Problem Set 1

Due Wednesday Sep. 10, 10 am

Comments

This covers material in Units 2 and 4 as well as practice with Quarto.
It’s due at 10 am (Pacific) on September 10, both submitted as a PDF to Gradescope as well as committed to your GitHub repository.

Formatting requirements

Your electronic solution should be in the form of an Quarto file named ps1.qmd, with Python code chunks. Please see Lab 1 and the dynamic documents tutorial for more information on how to do this.
Your PDF submission to Gradescope should be the PDF produced from your qmd. Your GitHub submission should include the qmd file, your Python module file for Problem 4, your environment file (see problem 4d) and the final PDF, all named according to the submission guidelines.
Your solution should not just be code - you should have text describing how you approached the problem and what the various steps were. Your code should have comments indicating what each function or block of code does, and for any lines of code or code constructs that may be hard to understand, a comment indicating what that code does.
You do not need to (and should not) show exhaustive output, but in general you should show short examples of what your code does to demonstrate its functionality.
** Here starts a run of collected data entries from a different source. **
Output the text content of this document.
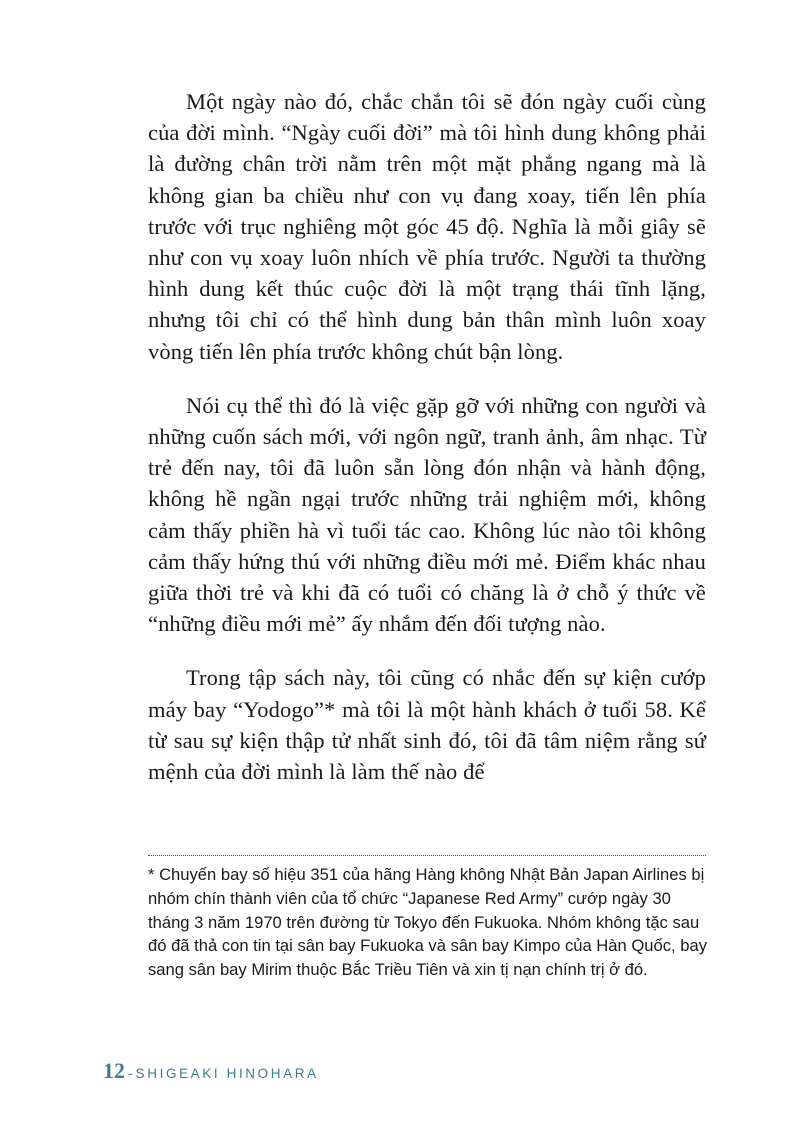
Một ngày nào đó, chắc chắn tôi sẽ đón ngày cuối cùng của đời mình. “Ngày cuối đời” mà tôi hình dung không phải là đường chân trời nằm trên một mặt phẳng ngang mà là không gian ba chiều như con vụ đang xoay, tiến lên phía trước với trục nghiêng một góc 45 độ. Nghĩa là mỗi giây sẽ như con vụ xoay luôn nhích về phía trước. Người ta thường hình dung kết thúc cuộc đời là một trạng thái tĩnh lặng, nhưng tôi chỉ có thể hình dung bản thân mình luôn xoay vòng tiến lên phía trước không chút bận lòng.

Nói cụ thể thì đó là việc gặp gỡ với những con người và những cuốn sách mới, với ngôn ngữ, tranh ảnh, âm nhạc. Từ trẻ đến nay, tôi đã luôn sẵn lòng đón nhận và hành động, không hề ngần ngại trước những trải nghiệm mới, không cảm thấy phiền hà vì tuổi tác cao. Không lúc nào tôi không cảm thấy hứng thú với những điều mới mẻ. Điểm khác nhau giữa thời trẻ và khi đã có tuổi có chăng là ở chỗ ý thức về “những điều mới mẻ” ấy nhắm đến đối tượng nào.

Trong tập sách này, tôi cũng có nhắc đến sự kiện cướp máy bay “Yodogo”* mà tôi là một hành khách ở tuổi 58. Kể từ sau sự kiện thập tử nhất sinh đó, tôi đã tâm niệm rằng sứ mệnh của đời mình là làm thế nào để

* Chuyến bay số hiệu 351 của hãng Hàng không Nhật Bản Japan Airlines bị nhóm chín thành viên của tổ chức “Japanese Red Army” cướp ngày 30 tháng 3 năm 1970 trên đường từ Tokyo đến Fukuoka. Nhóm không tặc sau đó đã thả con tin tại sân bay Fukuoka và sân bay Kimpo của Hàn Quốc, bay sang sân bay Mirim thuộc Bắc Triều Tiên và xin tị nạn chính trị ở đó.

12 - SHIGEAKI HINOHARA
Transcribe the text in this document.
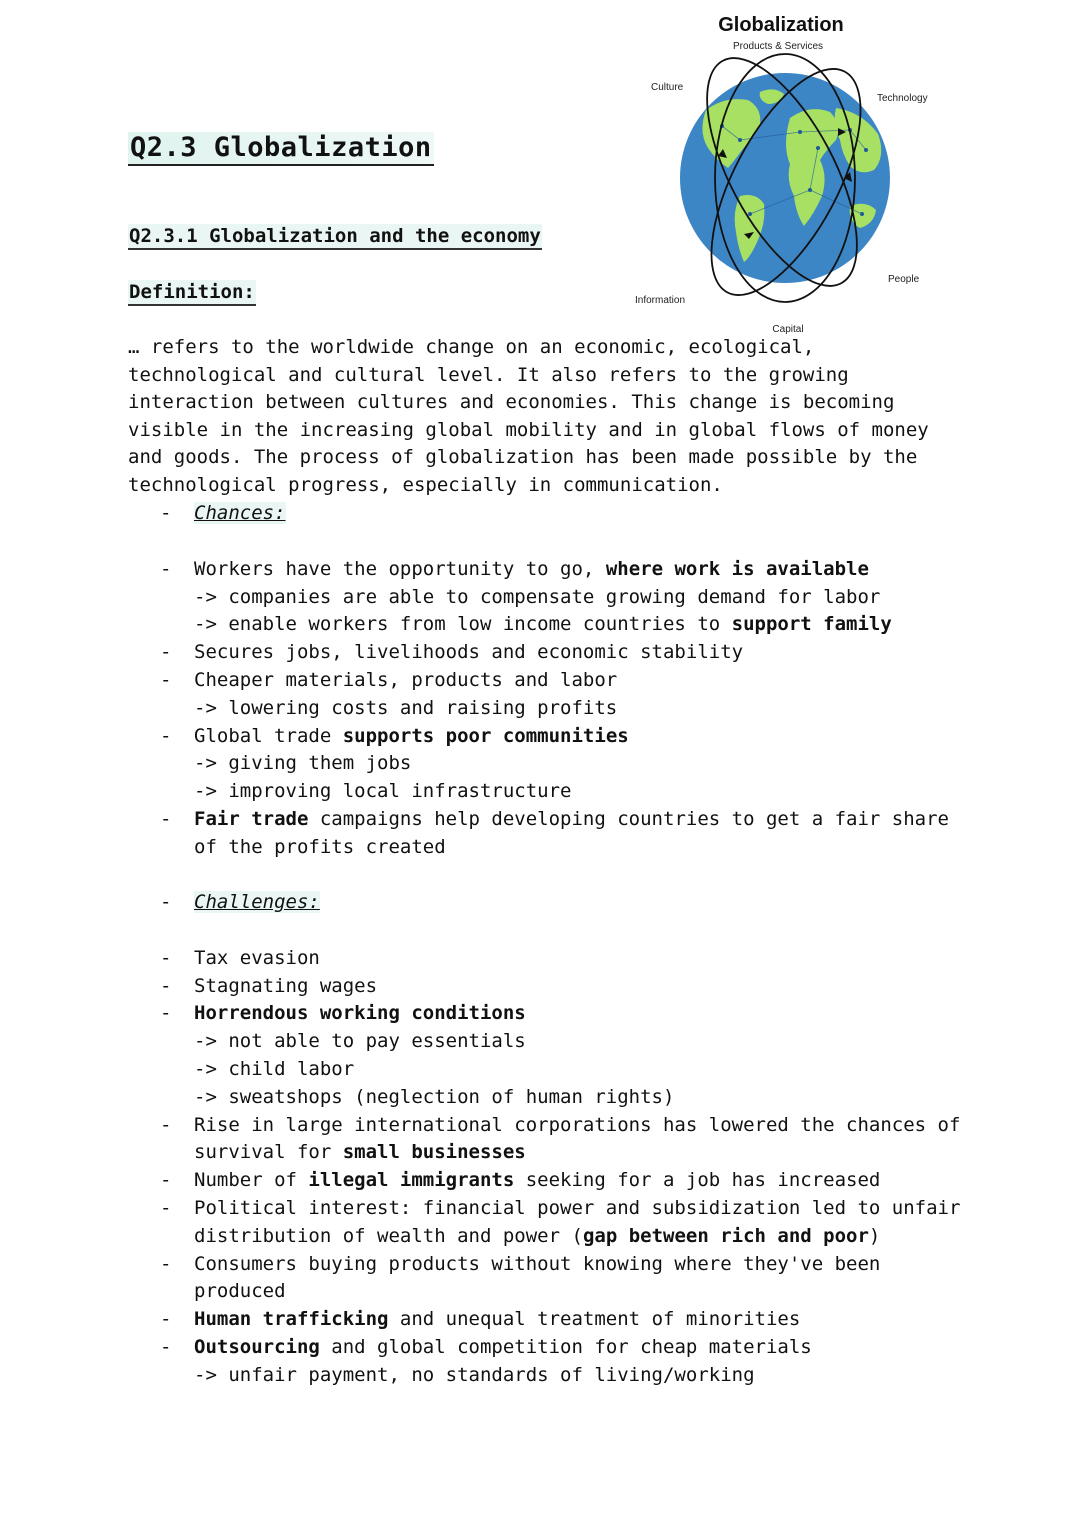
Globalization
Products & Services
Culture
Technology
People
Information
Capital
Q2.3 Globalization
Q2.3.1 Globalization and the economy
Definition:

… refers to the worldwide change on an economic, ecological, technological and cultural level. It also refers to the growing interaction between cultures and economies. This change is becoming visible in the increasing global mobility and in global flows of money and goods. The process of globalization has been made possible by the technological progress, especially in communication.

- Chances:
- Workers have the opportunity to go, where work is available
-> companies are able to compensate growing demand for labor
-> enable workers from low income countries to support family
- Secures jobs, livelihoods and economic stability
- Cheaper materials, products and labor
-> lowering costs and raising profits
- Global trade supports poor communities
-> giving them jobs
-> improving local infrastructure
- Fair trade campaigns help developing countries to get a fair share of the profits created
- Challenges:
- Tax evasion
- Stagnating wages
- Horrendous working conditions
-> not able to pay essentials
-> child labor
-> sweatshops (neglection of human rights)
- Rise in large international corporations has lowered the chances of survival for small businesses
- Number of illegal immigrants seeking for a job has increased
- Political interest: financial power and subsidization led to unfair distribution of wealth and power (gap between rich and poor)
- Consumers buying products without knowing where they've been produced
- Human trafficking and unequal treatment of minorities
- Outsourcing and global competition for cheap materials
-> unfair payment, no standards of living/working
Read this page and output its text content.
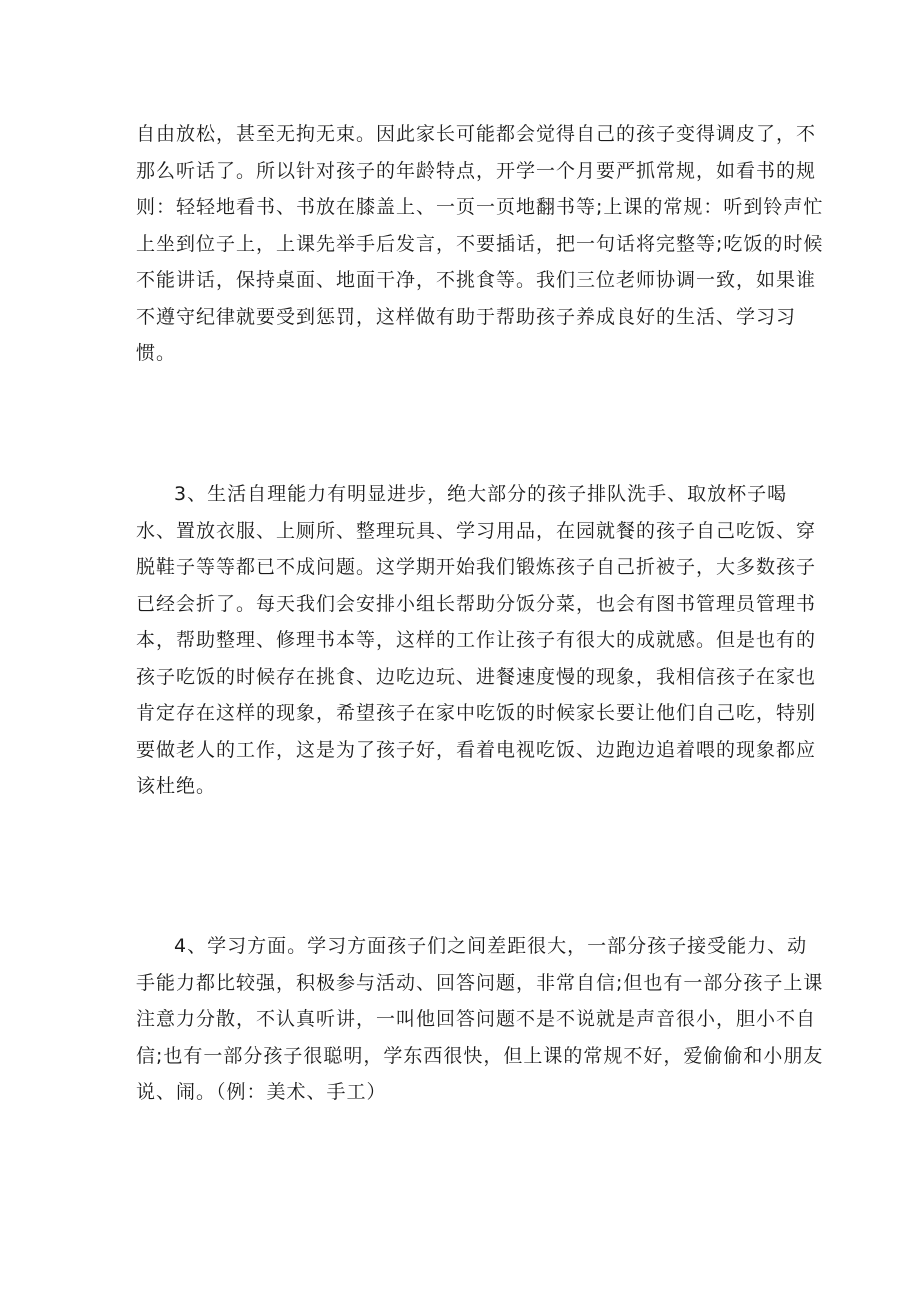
自由放松，甚至无拘无束。因此家长可能都会觉得自己的孩子变得调皮了，不
那么听话了。所以针对孩子的年龄特点，开学一个月要严抓常规，如看书的规
则：轻轻地看书、书放在膝盖上、一页一页地翻书等;上课的常规：听到铃声忙
上坐到位子上，上课先举手后发言，不要插话，把一句话将完整等;吃饭的时候
不能讲话，保持桌面、地面干净，不挑食等。我们三位老师协调一致，如果谁
不遵守纪律就要受到惩罚，这样做有助于帮助孩子养成良好的生活、学习习
惯。

3、生活自理能力有明显进步，绝大部分的孩子排队洗手、取放杯子喝
水、置放衣服、上厕所、整理玩具、学习用品，在园就餐的孩子自己吃饭、穿
脱鞋子等等都已不成问题。这学期开始我们锻炼孩子自己折被子，大多数孩子
已经会折了。每天我们会安排小组长帮助分饭分菜，也会有图书管理员管理书
本，帮助整理、修理书本等，这样的工作让孩子有很大的成就感。但是也有的
孩子吃饭的时候存在挑食、边吃边玩、进餐速度慢的现象，我相信孩子在家也
肯定存在这样的现象，希望孩子在家中吃饭的时候家长要让他们自己吃，特别
要做老人的工作，这是为了孩子好，看着电视吃饭、边跑边追着喂的现象都应
该杜绝。

4、学习方面。学习方面孩子们之间差距很大，一部分孩子接受能力、动
手能力都比较强，积极参与活动、回答问题，非常自信;但也有一部分孩子上课
注意力分散，不认真听讲，一叫他回答问题不是不说就是声音很小，胆小不自
信;也有一部分孩子很聪明，学东西很快，但上课的常规不好，爱偷偷和小朋友
说、闹。（例：美术、手工）
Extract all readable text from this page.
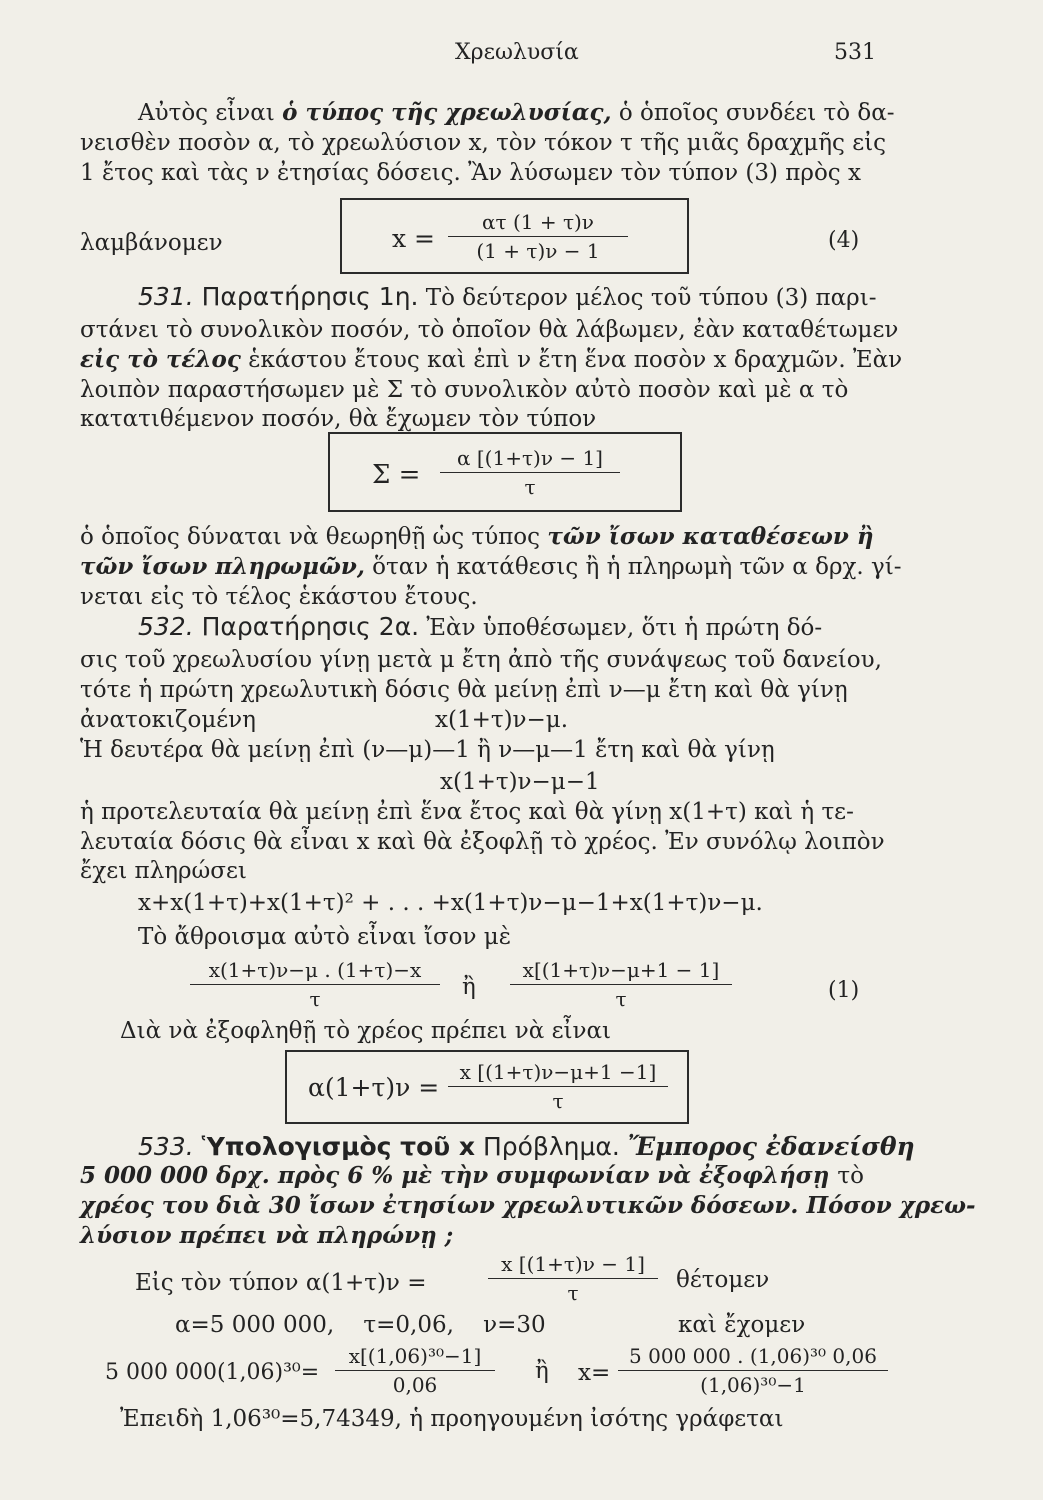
Χρεωλυσία	531
Αὐτὸς εἶναι ὁ τύπος τῆς χρεωλυσίας, ὁ ὁποῖος συνδέει τὸ δα-
νεισθὲν ποσὸν α, τὸ χρεωλύσιον x, τὸν τόκον τ τῆς μιᾶς δραχμῆς εἰς
1 ἔτος καὶ τὰς ν ἐτησίας δόσεις. Ἂν λύσωμεν τὸν τύπον (3) πρὸς x
λαμβάνομεν	x =
ατ (1 + τ)ν
(1 + τ)ν − 1	(4)
531. Παρατήρησις 1η. Τὸ δεύτερον μέλος τοῦ τύπου (3) παρι-
στάνει τὸ συνολικὸν ποσόν, τὸ ὁποῖον θὰ λάβωμεν, ἐὰν καταθέτωμεν
εἰς τὸ τέλος ἑκάστου ἔτους καὶ ἐπὶ ν ἔτη ἕνα ποσὸν x δραχμῶν. Ἐὰν
λοιπὸν παραστήσωμεν μὲ Σ τὸ συνολικὸν αὐτὸ ποσὸν καὶ μὲ α τὸ
κατατιθέμενον ποσόν, θὰ ἔχωμεν τὸν τύπον
Σ =
α [(1+τ)ν − 1]
τ
ὁ ὁποῖος δύναται νὰ θεωρηθῇ ὡς τύπος τῶν ἴσων καταθέσεων ἢ
τῶν ἴσων πληρωμῶν, ὅταν ἡ κατάθεσις ἢ ἡ πληρωμὴ τῶν α δρχ. γί-
νεται εἰς τὸ τέλος ἑκάστου ἔτους.
532. Παρατήρησις 2α. Ἐὰν ὑποθέσωμεν, ὅτι ἡ πρώτη δό-
σις τοῦ χρεωλυσίου γίνῃ μετὰ μ ἔτη ἀπὸ τῆς συνάψεως τοῦ δανείου,
τότε ἡ πρώτη χρεωλυτικὴ δόσις θὰ μείνῃ ἐπὶ ν—μ ἔτη καὶ θὰ γίνῃ
ἀνατοκιζομένη	x(1+τ)ν−μ.
Ἡ δευτέρα θὰ μείνῃ ἐπὶ (ν—μ)—1 ἢ ν—μ—1 ἔτη καὶ θὰ γίνῃ
x(1+τ)ν−μ−1
ἡ προτελευταία θὰ μείνῃ ἐπὶ ἕνα ἔτος καὶ θὰ γίνῃ x(1+τ) καὶ ἡ τε-
λευταία δόσις θὰ εἶναι x καὶ θὰ ἐξοφλῇ τὸ χρέος. Ἐν συνόλῳ λοιπὸν
ἔχει πληρώσει
x+x(1+τ)+x(1+τ)² + . . . +x(1+τ)ν−μ−1+x(1+τ)ν−μ.
Τὸ ἄθροισμα αὐτὸ εἶναι ἴσον μὲ
x(1+τ)ν−μ . (1+τ)−x
τ	ἢ
x[(1+τ)ν−μ+1 − 1]
τ	(1)
Διὰ νὰ ἐξοφληθῇ τὸ χρέος πρέπει νὰ εἶναι
α(1+τ)ν =
x [(1+τ)ν−μ+1 −1]
τ
533. Ὑπολογισμὸς τοῦ x Πρόβλημα. Ἔμπορος ἐδανείσθη
5 000 000 δρχ. πρὸς 6 % μὲ τὴν συμφωνίαν νὰ ἐξοφλήσῃ τὸ
χρέος του διὰ 30 ἴσων ἐτησίων χρεωλυτικῶν δόσεων. Πόσον χρεω-
λύσιον πρέπει νὰ πληρώνῃ ;
Εἰς τὸν τύπον α(1+τ)ν =
x [(1+τ)ν − 1]
τ	θέτομεν
α=5 000 000,    τ=0,06,    ν=30	καὶ ἔχομεν
5 000 000(1,06)³⁰=
x[(1,06)³⁰−1]
0,06
ἢ x=
5 000 000 . (1,06)³⁰ 0,06
(1,06)³⁰−1
Ἐπειδὴ 1,06³⁰=5,74349, ἡ προηγουμένη ἰσότης γράφεται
Please see the grading rubric, and note that the output should be produced as a result of the code chunks being run during the rendering process, not by copy-pasting of output from running the code separately (and definitely not as screenshots).

Problems

Please read these lecture notes about how computers work, used in a class on statistical computing at CMU. Briefly (a few sentences) describe the difference between disk and memory based on that reference and/or other resources you find. If you’re doing an data analysis, you should have an understanding of what situations might lead to running out of disk space and what situations might lead to running out of memory.
This problem uses the ideas and tools in Unit 2, Sections 1-3 to explore approaches to reading and writing data from files and to consider file sizes in ASCII plain text vs. binary formats in light of the fact that numbers are (generally) stored as 8 bytes per number in binary formats.
1. Generate a numpy array (named x) of random numbers from a standard normal distribution with 20 columns and as many rows as needed so that the data take up about 16 MB in size.
2. Explain the sizes of the two files created below. In discussing the CSV text file, how many characters do you expect to be in the file (i.e., you should be able to estimate this reasonably accurately from first principles without using wc or any explicit program that counts characters). Hint: what do we know about numbers drawn from a standard normal distribution?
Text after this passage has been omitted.